These fine, albeit small, line boats represent yet another example of the very successful Robert Allan Ltd (RAL)/Sanmar Shipyards partnership. Delivered to a Scottish owner, which will operate them on the Firth of Forth, they are rugged, stylish, seaworthy, and impressively well-finished craft.
Perhaps unbelievably for line boats, they actually look comfortable. That is unheard of in spartan Scotland.
“Gannet is the smallest twin screw tug that Sanmar Shipyards has ever built,” Sanmar’s Vice President Ali Gurun told Baird Maritime. “The challenge was to build a tug with that size, but with a greater number of roles compared to a simple mooring boat. Gannet therefore needed to possess all the equipment one would expect on a much larger modern twin screw tug, and I am delighted to say we succeeded in this regard.”
Gurun remarked that it is not easy to build a fully equipped tug with such compact dimensions, so Sanmar relied on, “a little ingenuity and drawing on expertise built up over many years,” to deliver a vessel with the needed attributes.
“The challenge posed by Gannet,” added designer RAL, “was that we needed to design a steel workboat capable of 9.5 knots full speed and six tonnes bollard pull. That is above ‘half-speed’ for a 12-metre boat, and it is difficult to achieve with a heavy steel boat and therefore needed some CFD modelling to verify.”
RAL said the six tonnes bollard pull requirement was best achieved through the installation of nozzles, but such installations are not considered ideal for ensuring high-speed performance. Also, a generous beam was needed to provide enough stability for safe towing, but the drawback with a wider beam was the impact it had on a vessel’s speed.

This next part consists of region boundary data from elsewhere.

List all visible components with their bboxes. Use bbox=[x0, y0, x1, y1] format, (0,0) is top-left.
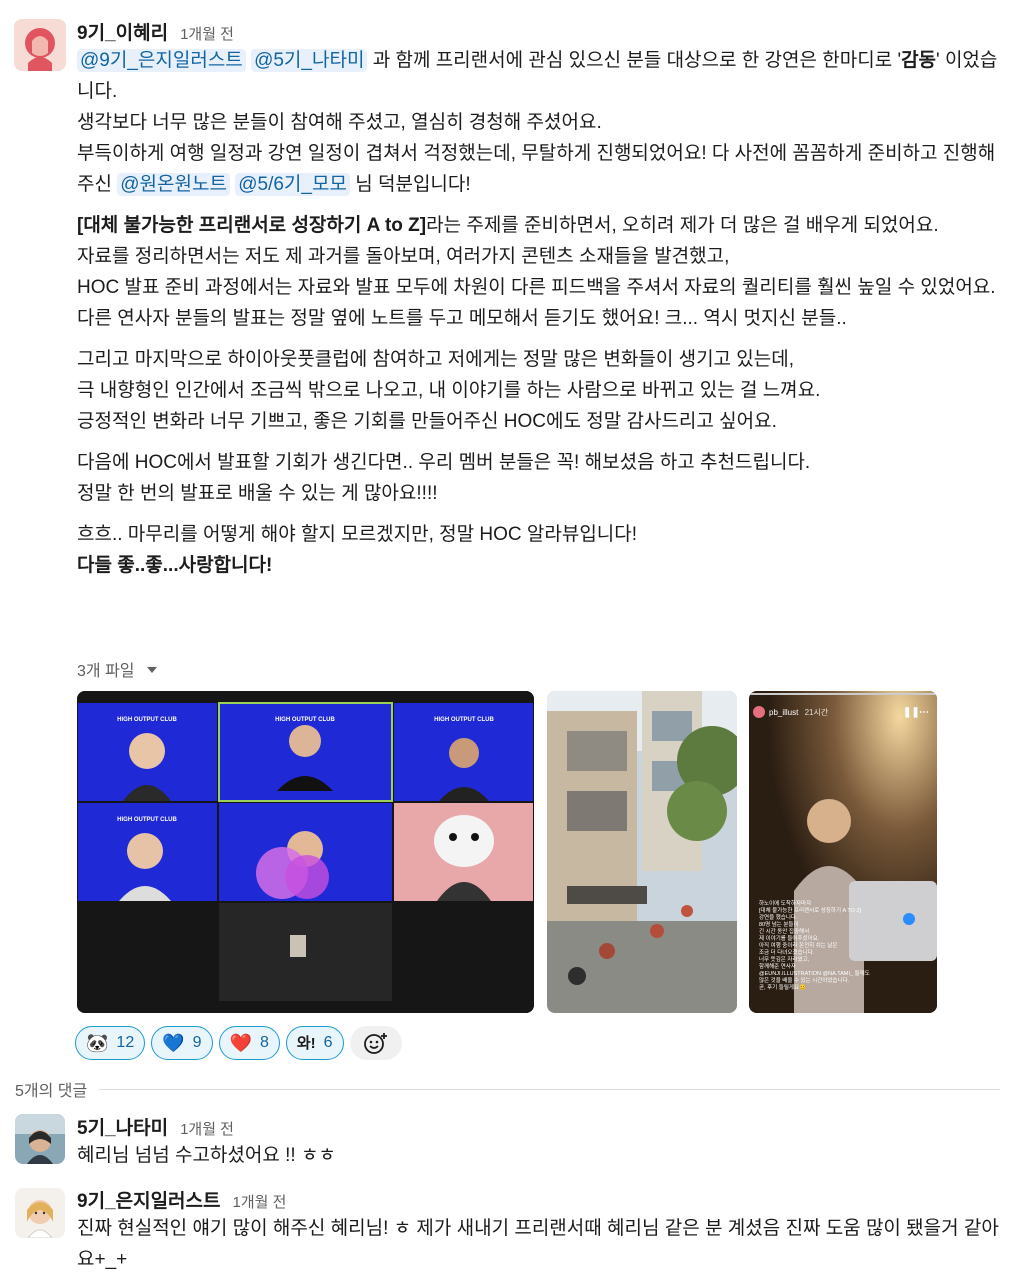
commenter-avatar[interactable] bbox=[15, 1188, 65, 1238]
red-heart-icon: ❤️ bbox=[229, 1033, 252, 1053]
story-caption-line: 조금 더 다녀오겠습니다. bbox=[759, 950, 815, 956]
story-caption-line: [대체 불가능한 프리랜서로 성장하기 A TO Z] bbox=[759, 908, 862, 914]
story-caption: 하노이에 도착하자마자 [대체 불가능한 프리랜서로 성장하기 A TO Z] 강연… bbox=[759, 901, 889, 992]
story-caption-line: 하노이에 도착하자마자 bbox=[759, 901, 812, 907]
commenter-name[interactable]: 9기_은지일러스트 bbox=[77, 1186, 221, 1213]
replies-divider: 5개의 댓글 bbox=[15, 1077, 1000, 1101]
add-reaction-button[interactable] bbox=[349, 1026, 402, 1060]
reaction-count: 12 bbox=[116, 1034, 135, 1051]
post-paragraph: 생각보다 너무 많은 분들이 참여해 주셨고, 열심히 경청해 주셨어요. bbox=[77, 112, 602, 133]
zoom-tile-label: HIGH OUTPUT CLUB bbox=[275, 717, 335, 723]
post-paragraph: [대체 불가능한 프리랜서로 성장하기 A to Z]라는 주제를 준비하면서,… bbox=[77, 215, 939, 236]
divider bbox=[99, 1088, 1000, 1090]
story-caption-line: 함께해준 연사자 bbox=[759, 964, 796, 970]
comment-text: 혜리님 넘넘 수고하셨어요 !! ㅎㅎ bbox=[77, 1145, 336, 1166]
post-paragraph: 흐흐.. 마무리를 어떻게 해야 할지 모르겠지만, 정말 HOC 알라뷰입니다… bbox=[77, 524, 638, 545]
svg-text:❚❚: ❚❚ bbox=[903, 707, 920, 718]
post-paragraph: 다른 연사자 분들의 발표는 정말 옆에 노트를 두고 메모해서 듣기도 했어요… bbox=[77, 308, 847, 329]
story-caption-line: 80명 넘는 분들이 bbox=[759, 922, 799, 928]
story-caption-line: 제 이야기를 들어주셨어요. bbox=[759, 936, 820, 942]
panda-icon: 🐼 bbox=[86, 1033, 109, 1053]
author-avatar[interactable] bbox=[14, 19, 66, 71]
post-paragraph: 자료를 정리하면서는 저도 제 과거를 돌아보며, 여러가지 콘텐츠 소재들을 … bbox=[77, 246, 730, 267]
caret-down-icon bbox=[146, 667, 157, 673]
zoom-tile-label: HIGH OUTPUT CLUB bbox=[117, 717, 177, 723]
zoom-tile-label: HIGH OUTPUT CLUB bbox=[117, 817, 177, 823]
post-paragraph: 극 내향형인 인간에서 조금씩 밖으로 나오고, 내 이야기를 하는 사람으로 … bbox=[77, 380, 821, 401]
story-time: 21시간 bbox=[804, 708, 829, 717]
post-paragraph: 다들 좋..좋...사랑합니다! bbox=[77, 555, 273, 576]
reaction-count: 9 bbox=[192, 1034, 202, 1051]
files-toggle[interactable]: 3개 파일 bbox=[77, 657, 157, 681]
blue-heart-icon: 💙 bbox=[162, 1033, 185, 1053]
reaction-panda[interactable]: 🐼 12 bbox=[75, 1026, 146, 1060]
reaction-blue-heart[interactable]: 💙 9 bbox=[151, 1026, 213, 1060]
story-username: pb_illust bbox=[769, 708, 799, 717]
post-paragraph: 그리고 마지막으로 하이아웃풋클럽에 참여하고 저에게는 정말 많은 변화들이 … bbox=[77, 349, 795, 370]
replies-count[interactable]: 5개의 댓글 bbox=[15, 1077, 87, 1101]
mention-link[interactable]: @9기_은지일러스트 bbox=[77, 49, 246, 72]
story-caption-line: 너무 뜻깊은 자리였고, bbox=[759, 957, 810, 963]
comment-timestamp[interactable]: 1개월 전 bbox=[233, 1191, 287, 1212]
wow-text-icon: 와! bbox=[296, 1034, 316, 1052]
zoom-tile-label: HIGH OUTPUT CLUB bbox=[434, 717, 494, 723]
reaction-count: 6 bbox=[323, 1034, 333, 1051]
story-caption-line: 아직 여행 중이라 온전히 쉬는 날은 bbox=[759, 943, 838, 949]
post-paragraph: 긍정적인 변화라 너무 기쁘고, 좋은 기회를 만들어주신 HOC에도 정말 감… bbox=[77, 411, 777, 432]
reaction-red-heart[interactable]: ❤️ 8 bbox=[218, 1026, 280, 1060]
story-caption-line: 강연을 했습니다. bbox=[759, 915, 798, 921]
post-paragraph: @9기_은지일러스트 @5기_나타미 과 함께 프리랜서에 관심 있으신 분들 … bbox=[77, 49, 998, 102]
mention-link[interactable]: @5/6기_모모 bbox=[235, 173, 350, 196]
commenter-avatar[interactable] bbox=[15, 1114, 65, 1164]
mention-link[interactable]: @원온원노트 bbox=[117, 173, 230, 196]
instagram-story-image[interactable]: ❚❚ ⋯ pb_illust 21시간 하노이에 도착하자마자 [대체 불가능한 … bbox=[749, 691, 937, 1013]
add-emoji-icon bbox=[363, 1033, 387, 1054]
street-photo-image[interactable] bbox=[547, 691, 737, 1013]
story-caption-line: 긴 시간 동안 집중해서 bbox=[759, 929, 810, 935]
story-caption-line: @EUNJI.ILLUSTRATION @NA.TAMI_ 들께도 bbox=[759, 971, 870, 977]
post-paragraph: 다음에 HOC에서 발표할 기회가 생긴다면.. 우리 멤버 분들은 꼭! 해보… bbox=[77, 452, 811, 473]
post-paragraph: HOC 발표 준비 과정에서는 자료와 발표 모두에 차원이 다른 피드백을 주… bbox=[77, 277, 996, 298]
post-paragraph: 정말 한 번의 발표로 배울 수 있는 게 많아요!!!! bbox=[77, 483, 438, 504]
mention-link[interactable]: @5기_나타미 bbox=[251, 49, 368, 72]
commenter-name[interactable]: 5기_나타미 bbox=[77, 1113, 168, 1140]
author-name[interactable]: 9기_이혜리 bbox=[77, 18, 168, 45]
reaction-wow[interactable]: 와! 6 bbox=[285, 1026, 344, 1060]
reaction-count: 8 bbox=[259, 1034, 269, 1051]
story-caption-line: 많은 것을 배울 수 있는 시간이었습니다. bbox=[759, 978, 850, 984]
svg-text:⋯: ⋯ bbox=[919, 707, 929, 718]
story-caption-line: 곧, 후기 들릴게요😊 bbox=[759, 985, 806, 991]
comment-timestamp[interactable]: 1개월 전 bbox=[180, 1118, 234, 1139]
post-timestamp[interactable]: 1개월 전 bbox=[180, 23, 234, 44]
post-paragraph: 부득이하게 여행 일정과 강연 일정이 겹쳐서 걱정했는데, 무탈하게 진행되었… bbox=[77, 143, 996, 196]
zoom-call-image[interactable]: HIGH OUTPUT CLUB HIGH OUTPUT CLUB HIGH O… bbox=[77, 691, 534, 1013]
comment-text: 진짜 현실적인 얘기 많이 해주신 혜리님! ㅎ 제가 새내기 프리랜서때 혜리… bbox=[77, 1218, 999, 1270]
post-body: @9기_은지일러스트 @5기_나타미 과 함께 프리랜서에 관심 있으신 분들 … bbox=[77, 45, 1007, 581]
reactions-bar: 🐼 12 💙 9 ❤️ 8 와! 6 bbox=[75, 1026, 402, 1060]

“A low air draught was required to get the tug underneath mooring lines and this resulted in a low pilothouse that limited visibility over the bow,” added RAL.
The work on Gannet and sister Cormorant nonetheless taught RAL some useful lessons, particularly with regards to the possibility of pushing a displacement hull past hull speed if the right hull form is used and weight is minimised.
“In order to keep the weight down to achieve the required speed, the total weight was carefully controlled during construction, including each element installed on the vessel, and since the steel plates’ thicknesses are thin, welding and having smooth surfaces was challenging. Still, it was a good opportunity for us to back to the basics and design a small, simple workboat within a very short time period. This allowed Sanmar to quickly build and deliver the boat to suit the owner’s requirements.”
When asked about the direction in which the towage industry was headed, Sanmar VP Ali Gurun highlighted the growing tendency towards vessels with electric propulsion.
“We expect more and more electric-powered tugs to be ordered. To address this need, we are collaborating closely and sharing expertise with other major players in the development of new and advanced technologies.”
Among the projects that Sanmar is working on as regards vessels with alternative propulsion are dual-fuel escort tugs and battery-powered harbour tugs.
“Turkish tug operators currently own and operate one of the youngest fleets in the world,” Gurun told Baird Maritime. “The average age of tugs in our own fleet is under three years. The Turkish fleet is very young, powerful, and modern, which is, in our opinion, due to Turkey being the leading nation as regards tug construction.”